Au visa des articles 694 à 706 du code de procédure civile :

– condamner la société NÉRÉIDES DISTRIBUTION à leur verser la somme de 15.000 €, soit 7.500 € chacune,

– condamner la société NÉRÉIDES DISTRIBUTION aux entiers dépens.

Vu les dernières conclusions signifiées le 19 janvier 2012 par lesquelles la société NEREIDES DISTRIBUTION prie la cour de :

– confirmer le jugement entrepris en ce qu’il a rejeté la fin de non recevoir soulevée par les sociétés AVANTAGE MODE et DESIGN ‘ELLES’, dit que ces sociétés se sont rendues coupables d’acte de contrefaçon de l”uvre constituée par le pendentif ‘Ballerine’ dont elle est titulaire, en conséquence, prononcé des mesures d’interdiction et de destruction, sous astreinte, à l’encontre des sociétés AVANTAGE MODE et DESIGN ‘ELLES’, autorisé la publication du dispositif du jugement et condamné les sociétés AVANTAGE MODE et DESIGN ‘ELLES’ à payer, outre les dépens et les frais de saisie-contrefaçon, la somme de 5.000 €, chacune, au titre de l’article 700 du code de procédure civile,

– infirmer le jugement entrepris sur le montant des dommages et intérêts alloués à la société NÉRÉIDES DISTRIBUTION en réparation de son préjudice,

En conséquence, y ajoutant :

– condamner chacune des sociétés DESIGN ‘ELLES’ et AVANTAGE MODE à lui verser la somme de 100.000 € en réparation de son entier préjudice,

– condamner chacune des sociétés DESIGN ‘ELLES’ et AVANTAGE MODE à lui verser la somme de 20.000 € au titre de l’article 700 du code de procédure civile,

– condamner les appelantes en tous les dépens.

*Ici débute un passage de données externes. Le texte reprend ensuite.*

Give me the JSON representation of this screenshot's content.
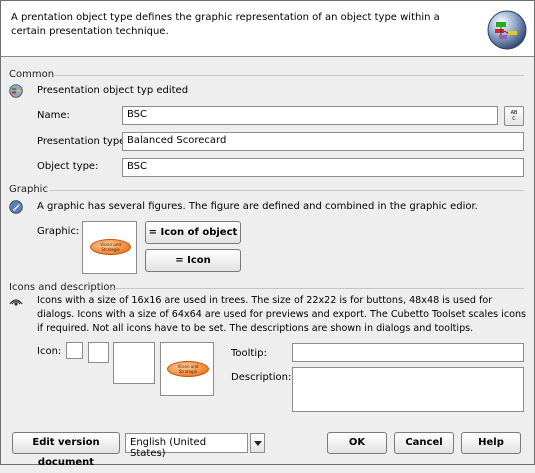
{
  "header": {
    "description": "A prentation object type defines the graphic representation of an object type within a certain presentation technique."
  },
  "common": {
    "title": "Common",
    "status": "Presentation object typ edited",
    "name_label": "Name:",
    "name_value": "BSC",
    "presentation_type_label": "Presentation type:",
    "presentation_type_value": "Balanced Scorecard",
    "object_type_label": "Object type:",
    "object_type_value": "BSC",
    "picker_button_text": "AB\nC"
  },
  "graphic": {
    "title": "Graphic",
    "info": "A graphic has several figures. The figure are defined and combined in the graphic edior.",
    "label": "Graphic:",
    "icon_of_object_type_button": "= Icon of object type",
    "icon_button": "= Icon",
    "preview_text": "Vision und Strategie"
  },
  "icons": {
    "title": "Icons and description",
    "info": "Icons with a size of 16x16 are used in trees. The size of 22x22 is for buttons, 48x48 is used for dialogs. Icons with a size of 64x64 are used for previews and export. The Cubetto Toolset scales icons if required. Not all icons have to be set. The descriptions are shown in dialogs and tooltips.",
    "icon_label": "Icon:",
    "tooltip_label": "Tooltip:",
    "tooltip_value": "",
    "description_label": "Description:",
    "description_value": "",
    "preview_text": "Vision und Strategie"
  },
  "footer": {
    "edit_version_button": "Edit version document",
    "language_value": "English (United States)",
    "ok_button": "OK",
    "cancel_button": "Cancel",
    "help_button": "Help"
  }
}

Vu la révocation de l’ordonnance de clôture initiale du 19 janvier 2012 afin d’admettre lesdites conclusions et la clôture prononcée à l’audience du 26 janvier 2012 pour être plaidée le même jour.

M O T I F S D E L ‘ A R R Ê T

Considérant que la SARL NÉRÉIDES DISTRIBUTION fonde son action au titre de la protection du droit d’auteur prévue et réglementée par les livres I et III du code de la propriété intellectuelle.

I : SUR LA QUALITÉ À AGIR DE LA SARL NÉRÉIDES DISTRIBUTION :

Pour absence d’enregistrement préalable du dessin ou modèle :

Considérant que les sociétés appelantes soulèvent une fin de non recevoir en invoquant le défaut de qualité à agir en contrefaçon de droits d’auteur de la part de la SARL NÉRÉIDES DISTRIBUTION faute de justifier d’un enregistrement de dessin ou modèle préalable conformément à l’article 17 de la directive 98/71/CE du Parlement européen et du Conseil du 13 octobre 1998 sur la protection juridique des dessins ou modèles.

Considérant que les appelantes déduisent de cet article et de l’arrêt rendu le 27 janvier 2011 par la CJUE que le demandeur en contrefaçon de droits d’auteur serait tenu de justifier de l’enregistrement de son dessin ou modèle, les règles internationales supérieures devant prévaloir sur la règle de droit interne.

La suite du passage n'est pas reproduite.